From Publishers Weekly

Last seen in Split Second (2003), former Secret Service agents Sean King and Michelle Maxwell have reached a crisis in their relationship in this less than compelling Washington political thriller from bestseller Baldacci. When Maxwell instigates a fight with the most intimidating bruiser she could find at a local bar and lets herself be beaten unconscious, despite her superior fighting skills, her partner suggests she voluntarily commit herself to a psychiatric facility. While Maxwell reluctantly undergoes treatment to find the childhood roots of her death wish, King probes the suicide of a scientist found on the grounds of Virginia's Camp Peary, a mysterious CIA facility. Both mysteries are fairly run of the mill, lacking the sharp twists and expert pacing that characterize Baldacci's fiction at its best. (Apr. 24)
Copyright © Reed Business Information, a division of Reed Elsevier Inc. All rights reserved.


From Booklist

This follow-up to 2004's Hour Game begins with Michelle Maxwell, the former Secret Service agent turned private investigator, scraping the bottom of the emotional barrel. When she wanders into a seedy bar and picks a fight with the biggest guy she can find, she knows someone is about to die . . and she hopes it's not him. Soon Michelle is sidelined at a mental hospital, and Sean King, her partner, is trying to find a case to keep their business afloat. He finds one--a murder at a high-tech think tank--and it's not long before Michelle checks herself out of the hospital and joins Sean. But can they piece together this intricate puzzle in time to save a girl's life and blow the lid off a top-level government conspiracy? The most intriguing element of this compulsively readable novel is its setting: Babbage Town, the think tank, is modeled after World War II's Bletchley Park, where some of the world's top thinkers joined forces to break the top-secret German communications code. Baldacci's twenty-first-century version of Bletchley brings together a community of scientists working on a new kind of computer, but readers familiar with the Bletchley story will note how carefully Baldacci draws the parallels. As always, the two leads work well together, their strengths and weaknesses complementing each other.
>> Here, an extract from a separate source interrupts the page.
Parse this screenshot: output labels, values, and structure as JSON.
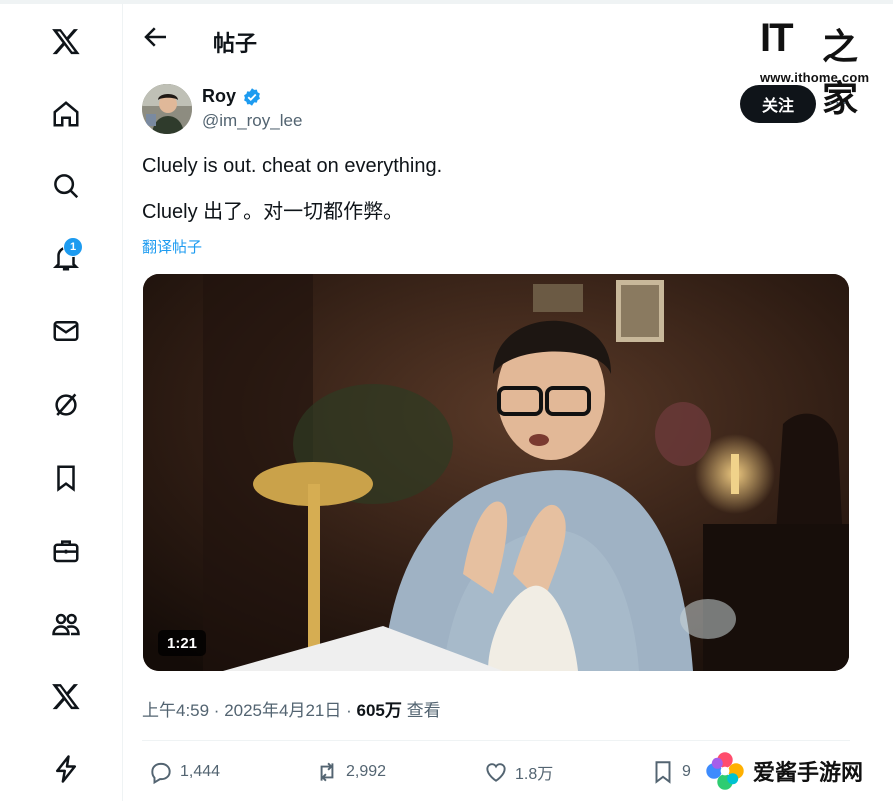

Baldacci, always strong on suspense but occasionally clunky stylistically, finds his voice here. The best entry in the series. David Pitt
Copyright © American Library Association. All rights reserved

Product Details

  • Hardcover: 420 pages
  • Publisher: Warner Books; Reprint edition (April 24, 2007)
  • Language: English
  • ISBN-10: 0446580341
  • ISBN-13: 978-0446580342
  • Product Dimensions: 9.1 x 6.2 x 1.5 inches
  • Shipping Weight: 1.4 pounds
  • Average Customer Review: 2.9 out of 5 stars  See all reviews (158 customer reviews)
  • Amazon.com Sales Rank: #95,159 in Books (See Bestsellers in Books)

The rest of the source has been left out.